Wednesday, November 3, 2010

Origin: The Wheeled Shopping Trolley




The first shopping cart was developed in 1937 by Sylvan Goldman, the owner of the Humpty Dumpty Supermarket chain in Oklahoma City.

Having purchased the bankrupt chain of retail grocers in the South in 1934, the tail end of the Great Depression, profit margins were smaller as people bought the cheaper items. His chain was facing ruin. Looking at ways to increase profits, he had noticed that shoppers did no further shopping when their carry basket was full. Invariably they took the basket to the cashier, rather than starting a new basket, weight seeming to be the determining factor. Pondering this in his office whilst looking at a chair in front of him, an ide developed.  In the cartoons a light bulb suddenly switches on.  His idea was to take the weight of the shopping basket out of the equation by adding wheels and a metal basket to a frame similar to a wooden folding chair. The final design allowed for the wire baskets to be removed from the frame and for the frame to be folded, like a chair, for storage and stacking.
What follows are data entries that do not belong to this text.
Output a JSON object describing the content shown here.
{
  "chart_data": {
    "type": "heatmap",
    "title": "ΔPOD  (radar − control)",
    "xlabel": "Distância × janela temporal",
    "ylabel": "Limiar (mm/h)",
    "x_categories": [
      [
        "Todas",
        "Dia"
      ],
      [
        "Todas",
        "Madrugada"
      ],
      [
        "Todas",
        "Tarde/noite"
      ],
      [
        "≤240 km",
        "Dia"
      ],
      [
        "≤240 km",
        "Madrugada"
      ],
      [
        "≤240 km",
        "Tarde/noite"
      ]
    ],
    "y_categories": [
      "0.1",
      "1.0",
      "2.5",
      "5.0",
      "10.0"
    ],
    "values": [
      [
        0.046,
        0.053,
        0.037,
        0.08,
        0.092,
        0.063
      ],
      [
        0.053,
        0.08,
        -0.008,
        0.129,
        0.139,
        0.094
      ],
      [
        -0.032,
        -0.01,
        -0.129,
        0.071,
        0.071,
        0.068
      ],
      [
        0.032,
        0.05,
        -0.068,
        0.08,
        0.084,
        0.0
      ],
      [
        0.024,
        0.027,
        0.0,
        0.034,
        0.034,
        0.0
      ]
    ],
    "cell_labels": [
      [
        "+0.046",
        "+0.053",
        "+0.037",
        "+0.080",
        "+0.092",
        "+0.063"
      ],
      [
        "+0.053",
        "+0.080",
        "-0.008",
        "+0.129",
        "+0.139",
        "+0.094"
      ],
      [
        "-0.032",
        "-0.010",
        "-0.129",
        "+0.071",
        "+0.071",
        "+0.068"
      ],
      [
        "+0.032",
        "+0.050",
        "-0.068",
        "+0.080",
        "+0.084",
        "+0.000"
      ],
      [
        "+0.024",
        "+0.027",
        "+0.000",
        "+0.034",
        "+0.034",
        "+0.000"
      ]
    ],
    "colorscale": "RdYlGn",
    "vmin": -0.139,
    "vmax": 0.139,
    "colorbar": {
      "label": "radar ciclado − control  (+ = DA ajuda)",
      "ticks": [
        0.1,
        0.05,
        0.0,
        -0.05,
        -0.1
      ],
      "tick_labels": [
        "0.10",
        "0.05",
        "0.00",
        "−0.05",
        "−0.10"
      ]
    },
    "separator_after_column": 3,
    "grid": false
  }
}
It was an instant success.

Actually, it wasn’t.

People don’t like change, whether that change occurs in their daily lives, their home or when shopping. The Humpty Dumpty shoppers still preferred the heavy single basket and still called it quits for shopping when the basket was full. Men found the wheeled wooden chair effeminate and women found them suggestive of a baby carriage. He overcame this by paying cool looking men and women to walk around the supermarkets using trolleys to pretend do their shopping, thereby inspiring others to do the same. He also stationed people at the entry to the shops to greet them and offer them a wheeled cart. Shopping carts became extremely popular and Goldman became a multimillionaire. He continued to make modifications to his original design. One important modification was that the basket size of the shopping cart was increased as stores realised that their customers purchased more as its size increased. At his death in 1984, Goldman was worth $400m.

Btw, the latest development in shopping carts is the addition of a computer and GPS.  You tell it what you want and it takes you there.  It has a computer interface with LCD screen and it can also be programmed with a shopping list at the commencement of shopping, so that it will work it all out for you.  It is still in the development stage but is tipped to revolutionise store shopping.